2.2 Get medicines onto public formularies more quickly

Patients are denied access to life saving medicines waiting for government agencies to decide if they can be provided by the public sector. Once a medicine has received regulatory approval, it cannot be adopted by the public health system until the government decides whether it can be included on the National Formulary List and if so at what rate it will be reimbursed. These decisions can take several years, further delaying access to medicine and undermining patient choice. Such delays would be particularly damaging for new Covid medical technologies.

Policy recommendation

  • Governments should update National Formularies and reimbursement lists dynamically, instead of publishing new lists annually or less frequently.

2.3 Promote open markets in medicines

Many countries try to promote industrial and economic development by requiring companies to locate parts of their value chains within their borders in return for license to operate. Examples include banning the importation of drugs that have a locally-manufactured equivalent; prioritising local companies in state procurement tenders; and dictating where companies to locate manufacturing facilities in return for market access.

Such “localised barriers to trade” (LBTs) balkanise value-chains and drive up the end price of medicines by requiring firms to create multiple and duplicative local manufacturing plants. They also reduce numbers of medicine suppliers, leading to higher prices, fewer choices and shortages.

In the context of Covid-19, such regulations could stand in the way in the rapid manufacture and global distribution of new vaccines and therapeutics.

Policy recommendation

  • WTO members should work towards a stronger role for the WTO in enforcing existing laws regarding local content requirements and establish a comprehensive database to track LBTs worldwide.

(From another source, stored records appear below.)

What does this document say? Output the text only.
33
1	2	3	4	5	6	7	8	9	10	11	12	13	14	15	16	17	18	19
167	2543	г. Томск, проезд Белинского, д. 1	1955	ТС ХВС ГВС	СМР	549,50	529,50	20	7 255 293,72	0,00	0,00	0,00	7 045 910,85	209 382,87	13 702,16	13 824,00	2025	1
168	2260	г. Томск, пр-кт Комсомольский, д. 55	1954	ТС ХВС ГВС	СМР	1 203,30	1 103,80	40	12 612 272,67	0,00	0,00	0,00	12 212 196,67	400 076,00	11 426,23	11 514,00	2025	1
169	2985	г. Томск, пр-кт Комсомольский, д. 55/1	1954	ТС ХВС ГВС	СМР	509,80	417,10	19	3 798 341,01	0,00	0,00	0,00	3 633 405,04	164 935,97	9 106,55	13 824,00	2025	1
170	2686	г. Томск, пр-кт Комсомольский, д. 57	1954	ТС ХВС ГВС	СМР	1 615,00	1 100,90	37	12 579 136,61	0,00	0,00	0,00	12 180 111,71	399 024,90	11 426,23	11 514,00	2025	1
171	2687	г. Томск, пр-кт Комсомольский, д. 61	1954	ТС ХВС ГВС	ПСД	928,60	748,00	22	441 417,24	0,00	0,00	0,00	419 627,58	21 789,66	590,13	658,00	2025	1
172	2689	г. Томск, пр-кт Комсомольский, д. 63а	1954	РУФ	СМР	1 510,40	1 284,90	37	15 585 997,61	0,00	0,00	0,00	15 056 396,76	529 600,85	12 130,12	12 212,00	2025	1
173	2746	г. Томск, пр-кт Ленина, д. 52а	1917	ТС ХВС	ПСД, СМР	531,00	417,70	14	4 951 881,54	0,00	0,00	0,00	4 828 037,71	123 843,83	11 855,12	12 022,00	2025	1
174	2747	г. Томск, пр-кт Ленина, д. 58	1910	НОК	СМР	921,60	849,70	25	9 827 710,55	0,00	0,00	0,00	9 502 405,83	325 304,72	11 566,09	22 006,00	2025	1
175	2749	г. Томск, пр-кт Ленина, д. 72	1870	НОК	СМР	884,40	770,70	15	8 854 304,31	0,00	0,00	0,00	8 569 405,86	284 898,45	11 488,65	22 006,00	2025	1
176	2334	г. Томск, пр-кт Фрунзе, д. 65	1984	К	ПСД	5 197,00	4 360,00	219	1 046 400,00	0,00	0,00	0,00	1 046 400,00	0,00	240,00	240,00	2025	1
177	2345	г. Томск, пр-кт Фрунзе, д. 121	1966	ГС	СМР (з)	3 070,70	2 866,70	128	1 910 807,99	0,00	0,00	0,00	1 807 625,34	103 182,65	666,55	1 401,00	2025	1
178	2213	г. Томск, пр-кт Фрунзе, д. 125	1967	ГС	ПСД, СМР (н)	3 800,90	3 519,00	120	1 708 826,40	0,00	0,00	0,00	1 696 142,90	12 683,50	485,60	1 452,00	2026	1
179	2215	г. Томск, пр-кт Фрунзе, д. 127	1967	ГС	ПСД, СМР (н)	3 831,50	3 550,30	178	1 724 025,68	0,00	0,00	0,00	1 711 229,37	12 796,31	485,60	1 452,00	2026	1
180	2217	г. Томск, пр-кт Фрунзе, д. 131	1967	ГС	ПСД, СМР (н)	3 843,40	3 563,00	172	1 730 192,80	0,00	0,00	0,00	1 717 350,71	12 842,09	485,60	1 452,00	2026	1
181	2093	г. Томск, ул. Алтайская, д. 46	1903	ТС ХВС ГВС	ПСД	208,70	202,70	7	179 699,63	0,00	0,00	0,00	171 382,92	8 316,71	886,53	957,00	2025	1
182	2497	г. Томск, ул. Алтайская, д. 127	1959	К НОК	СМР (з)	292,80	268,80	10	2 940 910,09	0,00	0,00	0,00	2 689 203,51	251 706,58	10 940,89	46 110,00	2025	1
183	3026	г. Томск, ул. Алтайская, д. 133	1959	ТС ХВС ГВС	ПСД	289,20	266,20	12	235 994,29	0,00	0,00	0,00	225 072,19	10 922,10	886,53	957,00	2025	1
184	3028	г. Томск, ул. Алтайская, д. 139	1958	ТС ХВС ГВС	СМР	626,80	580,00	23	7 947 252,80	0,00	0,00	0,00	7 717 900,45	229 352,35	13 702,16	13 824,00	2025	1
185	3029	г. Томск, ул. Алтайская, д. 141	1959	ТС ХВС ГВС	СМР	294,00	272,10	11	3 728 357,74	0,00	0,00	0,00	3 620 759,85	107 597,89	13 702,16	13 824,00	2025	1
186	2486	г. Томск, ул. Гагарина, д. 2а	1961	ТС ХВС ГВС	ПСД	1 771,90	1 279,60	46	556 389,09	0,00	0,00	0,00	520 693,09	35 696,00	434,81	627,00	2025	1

3. Support innovation, including intellectual property rights, during the Covid-19 crisis

Biopharmaceutical innovation will play a pivotal role in resolving the Covid-19 crisis, both in the form of new treatments that can mitigate the worst effects of the disease, and ultimately a preventative vaccine. Such life-saving technology is less likely to be forthcoming if governments sacrifice intellectual property (IP) rights, even before such technologies have been invented.

IP rights facilitate cooperation and the sharing of proprietary data, know-how and technology between different and often competing companies and organisations, both domestically and across borders. They also provide an incentive for the private sector to commit and share resources with competitors to manufacture billions of doses and distribute them globally in a short space of time. Even if IP rights were confiscated, no government has the capacity to manufacture novel, complex vaccines and medicines at vast scale. Cooperation with rights holders is surely preferable to confiscation.

The IP system is working well in the pandemic.  There are now over 1240 active clinical trials on 534 unique therapies, and there are 43 unique vaccines being tested.

There is no evidence that IP rights will pose a barrier to access, as most companies working in this area have stated any new products will be available on a non-profit basis. This is welcome, although it is important as many organisations as possible are incentivised to commit their resources to COVID-19 treatments and vaccines through the IP system.

Policy recommendations

  • Now is not the time to undermine IP rights. They underpin the global medicine innovation ecosystem. Governments should therefore commit to cooperating with the private sector in the quest for Covid-19 treatments and vaccines.